Elle vient tout droit du grenier de la maison, Christiane Blaise. Entre le ciel et la terre, là où le temps s’est arrêté entre hier et demain.

De l’immuable fixité, elle extrait le mouvement, comme seuls les poètes savent le faire. Si l’on n’oublie jamais que les Grecs nous ont légué la poésie comme « acte créateur » par excellence, alors ces Danses à dormir debout sont une création qui va droit au cœur et à l’intelligence. Entre le souvenir d’une grand-mère et la mutation d’un enfant vers la vie, Christiane Blaise arrête le temps et repousse les limites de l’espace. Puis elle les reconstruit ensemble. Ou plutôt elle refait l’espace à partir du temps, lieux de l’habitation de l’humain par excellence.

L’animal ne se retourne jamais sur la mue qu’il abandonne derrière lui. L’homme qui se défait de ses carapaces regarde toujours d’où il vient. La confrontation entre hier et demain est l’exigence créatrice qu’il offre à ses semblables pour se rendre disponible, maintenant, tout de suite. C’est l’essence-même de l’événement.

Et pour autant, Christiane Blaise ne complique pas les choses. Par le bonheur d’une écriture limpide, elle nous transporte de solo en duo, puis de duo en trio qui effleure au passage un quartet de danseurs. Passage, en vérité, qui nous emmène vers une danse où cinq personnages refont à leur manière la fête qui pourrait célébrer l’arrivée de la pluie sur une terre desséchée. Une danse frappée au sol, un carnaval, un délire festif pour cinq danseurs de haut niveau.

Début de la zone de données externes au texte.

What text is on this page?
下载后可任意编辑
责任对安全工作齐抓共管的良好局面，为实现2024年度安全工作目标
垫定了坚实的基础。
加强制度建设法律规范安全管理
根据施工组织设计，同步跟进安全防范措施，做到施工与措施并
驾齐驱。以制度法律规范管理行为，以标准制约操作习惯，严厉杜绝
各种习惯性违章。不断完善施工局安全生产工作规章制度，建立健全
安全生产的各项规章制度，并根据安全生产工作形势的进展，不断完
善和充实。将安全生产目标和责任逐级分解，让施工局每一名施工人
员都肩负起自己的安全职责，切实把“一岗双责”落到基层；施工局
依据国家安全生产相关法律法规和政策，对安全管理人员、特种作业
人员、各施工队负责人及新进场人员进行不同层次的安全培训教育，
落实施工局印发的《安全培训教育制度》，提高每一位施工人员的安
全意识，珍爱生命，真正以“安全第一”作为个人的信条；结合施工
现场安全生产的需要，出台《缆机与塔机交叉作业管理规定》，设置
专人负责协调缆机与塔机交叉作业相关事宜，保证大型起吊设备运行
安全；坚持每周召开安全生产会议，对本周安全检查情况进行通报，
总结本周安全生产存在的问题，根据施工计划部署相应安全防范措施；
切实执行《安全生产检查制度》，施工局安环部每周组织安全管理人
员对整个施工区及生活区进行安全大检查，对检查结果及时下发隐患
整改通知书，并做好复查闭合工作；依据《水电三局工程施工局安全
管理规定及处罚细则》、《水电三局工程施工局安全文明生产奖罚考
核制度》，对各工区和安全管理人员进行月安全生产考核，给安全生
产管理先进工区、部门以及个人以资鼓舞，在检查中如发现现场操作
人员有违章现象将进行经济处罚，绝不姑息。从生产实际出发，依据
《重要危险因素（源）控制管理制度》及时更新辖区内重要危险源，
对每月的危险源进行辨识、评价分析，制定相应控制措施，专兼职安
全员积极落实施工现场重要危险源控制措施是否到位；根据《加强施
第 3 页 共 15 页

Mais stop. Revenons un instant en arrière. Un enchaînement de solo, duo, trio, quintet, se déploie comme si l’homme avait le pouvoir inné d’une propension à l’espace, et le désir d’habiter le temps, en toute fluidité. C’est l’immobilité qui déclenche le geste : la main entraîne le bras, le bras fait suivre le bassin, puis les jambes et les pieds. Tout le corps est à l’écoute d’une harmonie naturelle de la danse. Le mouvement s’élabore ainsi à partir de la précédente impulsion, intelligemment dirigée vers une énergie qui renouvelle le corps et la pensée. Le mouvement devient alors de la danse, reliée au mystère de l’élévation, contre la gravité. Le bras se glisse sous la jambe, sous le pied, et toute pesanteur s’efface. L’aisance autorise désormais le jeu de l’enfant qui prend plaisir à s’enrouler au sol, et à s’en extraire aussi vite ; à jouer à chat perché avec la terre, suspendue à ce fil invisible qui la relie au ciel.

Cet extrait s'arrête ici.